Country is divided over Brexit, but polls tell a different story
“The country is irreconcilably divided over Brexit, it’s a binary choice, and the people have spoken!”
That narrative suits Maria Caulfield and professional remainers.
A review of You-Gov’s polling tells a different story.
‘No Deal’ is strongly favoured by only 19 per cent but strongly opposed by a whopping 54 per cent (with others unsure and so on).
A second vote is ferociously polarizing, with the 41 per cent strongly favouring, matched by 39 per cent strongly against.
In any case, had remain won there would have been no re–run, and the issues of English identity that trouble Brexit voters must not be ignored.

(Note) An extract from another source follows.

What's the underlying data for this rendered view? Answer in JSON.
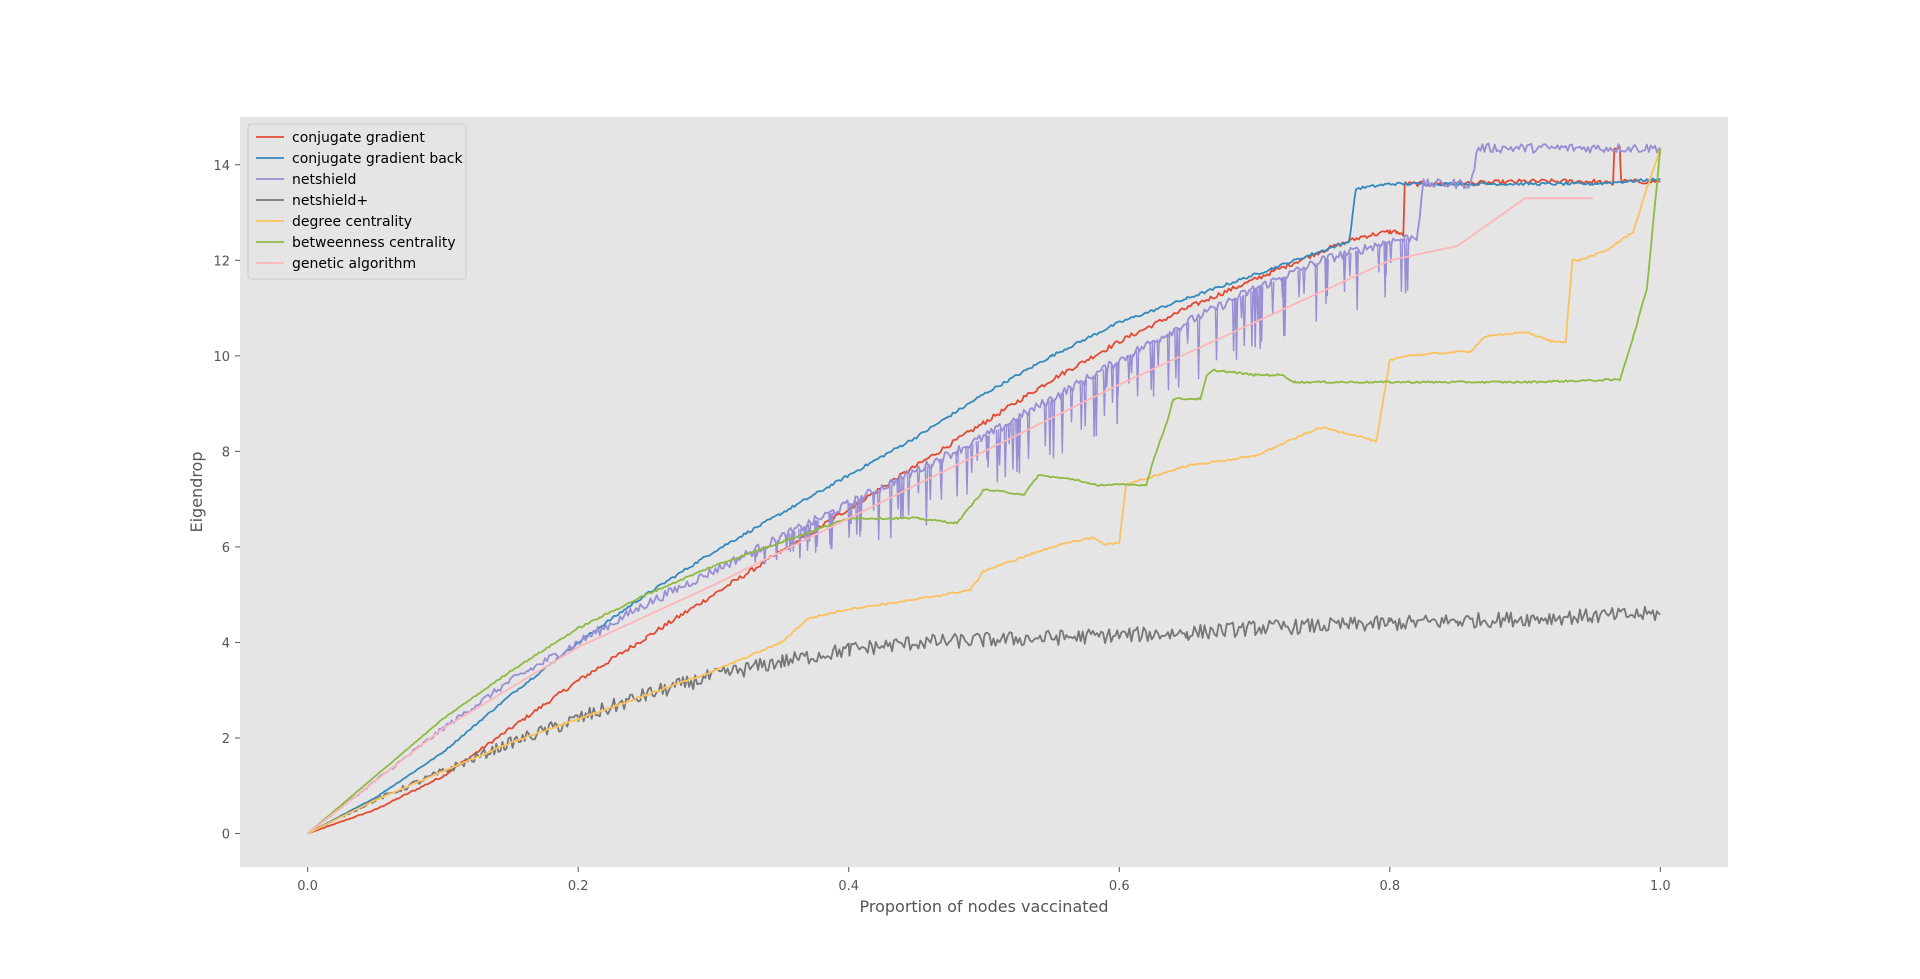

The least divisive outcome by far is “Britain leaving the EU but with a new deal within the customs union and single market”. 70 per cent express support, lukewarm support and indifference.
Most Brexit voters do not want to risk their neighbours’ jobs, and remain voters do not think their friends are Fascists because they worry that their country is being changed without their permission.
Their protest having been emphatically made, Brexit voters actually possess a generous spirit, frankly lacking in the more self-satisfied Remain enclaves.
It is not a civil war, and we are not unreasonable people.
70 per cent can live with this sort of adjustment; it is the self-serving and extremist politicians who have failed a moderate and decent country.